Reading:

It turns out that Harold Berman has written a a second volume of Law and Revolution, subtitled “The Impact of the Protestant Reformations on the Western Legal Tradition.” Volume 1, “The Formation of the Western Legal Tradition,” for those who don’t know, was published in 1984 and provided an extraordinary survey, synthesis, and argument about the development of western legal thought from the Papal Revolution of the 11th and 12th centuries onward. It weaves together institutional, intellectual, religious, social, and economic history, and is one of the most valuable books I’ve ever read. (Jeremy Waldron first told me to read it; and, later, when he learned I hadn’t yet, told me again.) I don’t know what its reputation is among medievalists, but I think legal historians are pretty uniformly impressed by it (though the book is critical of what were then established ways of doing legal history).

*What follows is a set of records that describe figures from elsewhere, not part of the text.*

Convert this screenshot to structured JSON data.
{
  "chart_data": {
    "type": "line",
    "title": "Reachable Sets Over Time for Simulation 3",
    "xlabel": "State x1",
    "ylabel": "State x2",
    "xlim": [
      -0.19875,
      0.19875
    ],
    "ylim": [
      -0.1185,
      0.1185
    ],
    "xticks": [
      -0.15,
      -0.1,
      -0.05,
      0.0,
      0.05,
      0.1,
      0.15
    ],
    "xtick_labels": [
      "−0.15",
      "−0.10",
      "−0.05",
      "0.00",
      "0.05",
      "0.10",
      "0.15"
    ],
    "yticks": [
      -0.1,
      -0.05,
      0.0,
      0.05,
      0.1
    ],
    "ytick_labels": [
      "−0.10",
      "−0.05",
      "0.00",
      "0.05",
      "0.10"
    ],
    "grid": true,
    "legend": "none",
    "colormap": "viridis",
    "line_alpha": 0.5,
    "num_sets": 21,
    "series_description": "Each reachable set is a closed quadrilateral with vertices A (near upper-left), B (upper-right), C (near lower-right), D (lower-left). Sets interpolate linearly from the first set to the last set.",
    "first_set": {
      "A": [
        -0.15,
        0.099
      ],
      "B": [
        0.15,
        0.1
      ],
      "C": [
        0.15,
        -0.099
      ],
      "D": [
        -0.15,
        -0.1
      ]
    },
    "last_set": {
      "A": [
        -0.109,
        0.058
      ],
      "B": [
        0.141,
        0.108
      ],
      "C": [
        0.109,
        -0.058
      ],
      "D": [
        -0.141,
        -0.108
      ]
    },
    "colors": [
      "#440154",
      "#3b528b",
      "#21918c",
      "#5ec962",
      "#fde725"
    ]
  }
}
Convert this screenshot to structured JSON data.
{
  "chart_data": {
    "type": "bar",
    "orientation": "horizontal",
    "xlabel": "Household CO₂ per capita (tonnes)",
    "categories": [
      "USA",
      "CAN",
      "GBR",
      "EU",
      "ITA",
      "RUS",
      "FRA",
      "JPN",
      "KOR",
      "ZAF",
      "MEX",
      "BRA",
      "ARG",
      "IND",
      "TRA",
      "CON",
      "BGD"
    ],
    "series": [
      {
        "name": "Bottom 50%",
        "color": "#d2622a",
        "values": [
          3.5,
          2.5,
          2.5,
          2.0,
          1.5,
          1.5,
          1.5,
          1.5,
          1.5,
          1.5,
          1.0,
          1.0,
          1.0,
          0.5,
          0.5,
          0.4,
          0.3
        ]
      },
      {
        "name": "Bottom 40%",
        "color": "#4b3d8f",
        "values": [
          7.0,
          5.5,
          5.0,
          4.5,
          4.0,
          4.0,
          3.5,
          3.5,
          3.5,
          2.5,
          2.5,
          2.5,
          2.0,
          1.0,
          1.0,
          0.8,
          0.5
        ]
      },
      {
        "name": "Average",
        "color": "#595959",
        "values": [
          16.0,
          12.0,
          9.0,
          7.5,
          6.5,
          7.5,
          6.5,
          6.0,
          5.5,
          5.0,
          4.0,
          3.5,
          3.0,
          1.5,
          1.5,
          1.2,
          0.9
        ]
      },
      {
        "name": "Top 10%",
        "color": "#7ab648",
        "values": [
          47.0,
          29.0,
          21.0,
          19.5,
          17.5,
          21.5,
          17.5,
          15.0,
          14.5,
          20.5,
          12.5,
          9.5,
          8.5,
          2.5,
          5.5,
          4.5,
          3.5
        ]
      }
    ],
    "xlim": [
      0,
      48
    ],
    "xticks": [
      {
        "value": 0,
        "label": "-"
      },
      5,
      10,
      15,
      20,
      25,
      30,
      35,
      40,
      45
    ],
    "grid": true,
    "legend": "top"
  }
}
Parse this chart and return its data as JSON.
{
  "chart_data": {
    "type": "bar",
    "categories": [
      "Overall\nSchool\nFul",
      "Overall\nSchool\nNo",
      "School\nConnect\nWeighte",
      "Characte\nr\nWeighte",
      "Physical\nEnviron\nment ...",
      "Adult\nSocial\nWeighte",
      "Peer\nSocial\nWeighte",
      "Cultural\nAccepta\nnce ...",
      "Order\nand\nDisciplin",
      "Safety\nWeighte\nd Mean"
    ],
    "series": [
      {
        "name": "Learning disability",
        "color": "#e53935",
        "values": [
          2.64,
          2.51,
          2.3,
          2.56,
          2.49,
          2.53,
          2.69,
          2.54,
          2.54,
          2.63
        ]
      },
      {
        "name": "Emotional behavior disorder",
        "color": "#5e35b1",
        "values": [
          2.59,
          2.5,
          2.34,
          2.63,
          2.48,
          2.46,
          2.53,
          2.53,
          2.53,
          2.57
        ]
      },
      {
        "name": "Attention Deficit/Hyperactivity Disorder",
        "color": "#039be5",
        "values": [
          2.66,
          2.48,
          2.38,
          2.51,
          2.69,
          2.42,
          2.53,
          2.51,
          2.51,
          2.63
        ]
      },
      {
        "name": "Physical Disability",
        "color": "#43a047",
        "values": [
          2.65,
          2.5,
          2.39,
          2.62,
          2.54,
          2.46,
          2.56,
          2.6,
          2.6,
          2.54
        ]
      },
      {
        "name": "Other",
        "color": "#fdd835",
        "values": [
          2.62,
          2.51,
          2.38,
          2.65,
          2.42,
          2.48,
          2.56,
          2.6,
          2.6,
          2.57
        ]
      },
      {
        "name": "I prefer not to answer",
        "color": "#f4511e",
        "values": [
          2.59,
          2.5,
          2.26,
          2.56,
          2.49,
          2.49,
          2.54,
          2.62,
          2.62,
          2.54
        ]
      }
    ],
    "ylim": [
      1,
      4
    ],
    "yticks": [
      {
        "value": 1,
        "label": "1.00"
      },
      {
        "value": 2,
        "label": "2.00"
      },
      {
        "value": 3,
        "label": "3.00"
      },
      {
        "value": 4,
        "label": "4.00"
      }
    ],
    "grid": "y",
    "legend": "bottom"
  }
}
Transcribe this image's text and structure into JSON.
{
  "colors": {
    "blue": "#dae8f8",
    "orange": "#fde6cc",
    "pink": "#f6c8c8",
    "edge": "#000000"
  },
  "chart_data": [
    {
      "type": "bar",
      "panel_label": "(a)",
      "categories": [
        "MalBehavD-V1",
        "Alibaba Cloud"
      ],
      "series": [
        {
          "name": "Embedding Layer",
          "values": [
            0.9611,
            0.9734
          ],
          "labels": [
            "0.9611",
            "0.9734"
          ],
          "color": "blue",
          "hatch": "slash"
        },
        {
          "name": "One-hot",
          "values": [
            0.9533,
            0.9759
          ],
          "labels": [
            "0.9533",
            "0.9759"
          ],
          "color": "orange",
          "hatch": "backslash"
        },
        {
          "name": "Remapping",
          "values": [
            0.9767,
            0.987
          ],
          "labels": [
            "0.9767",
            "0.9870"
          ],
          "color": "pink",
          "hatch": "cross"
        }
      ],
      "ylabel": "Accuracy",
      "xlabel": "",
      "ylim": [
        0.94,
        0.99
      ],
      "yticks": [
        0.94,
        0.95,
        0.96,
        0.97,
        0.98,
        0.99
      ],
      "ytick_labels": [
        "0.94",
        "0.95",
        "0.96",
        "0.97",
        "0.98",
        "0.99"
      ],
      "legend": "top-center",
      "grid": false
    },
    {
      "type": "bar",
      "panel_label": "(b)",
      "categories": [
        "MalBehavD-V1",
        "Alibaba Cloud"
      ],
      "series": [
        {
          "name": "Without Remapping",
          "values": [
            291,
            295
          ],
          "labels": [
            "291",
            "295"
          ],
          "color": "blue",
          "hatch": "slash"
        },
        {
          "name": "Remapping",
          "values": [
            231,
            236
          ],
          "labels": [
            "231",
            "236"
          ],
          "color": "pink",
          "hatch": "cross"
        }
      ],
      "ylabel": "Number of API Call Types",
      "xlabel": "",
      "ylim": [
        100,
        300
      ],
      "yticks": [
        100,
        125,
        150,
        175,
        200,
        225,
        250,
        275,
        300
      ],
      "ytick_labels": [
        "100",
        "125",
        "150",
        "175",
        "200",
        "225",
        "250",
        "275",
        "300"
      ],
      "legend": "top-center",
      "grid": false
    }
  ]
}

Harvard University Press describes Volume II as being “long-awaited.” For my part I had no idea that it was in the works the book that in retrospect we’ll call Volume I stands alone just fine, and it’s hard to believe that the same person could gain an equal level of mastery over early modern materials that Volume I shows over medieval ones. Had I known, however, I would have been among the awaiters. In any event, now I’ve got my copy, and it immediately moves to the top of my to-read pile.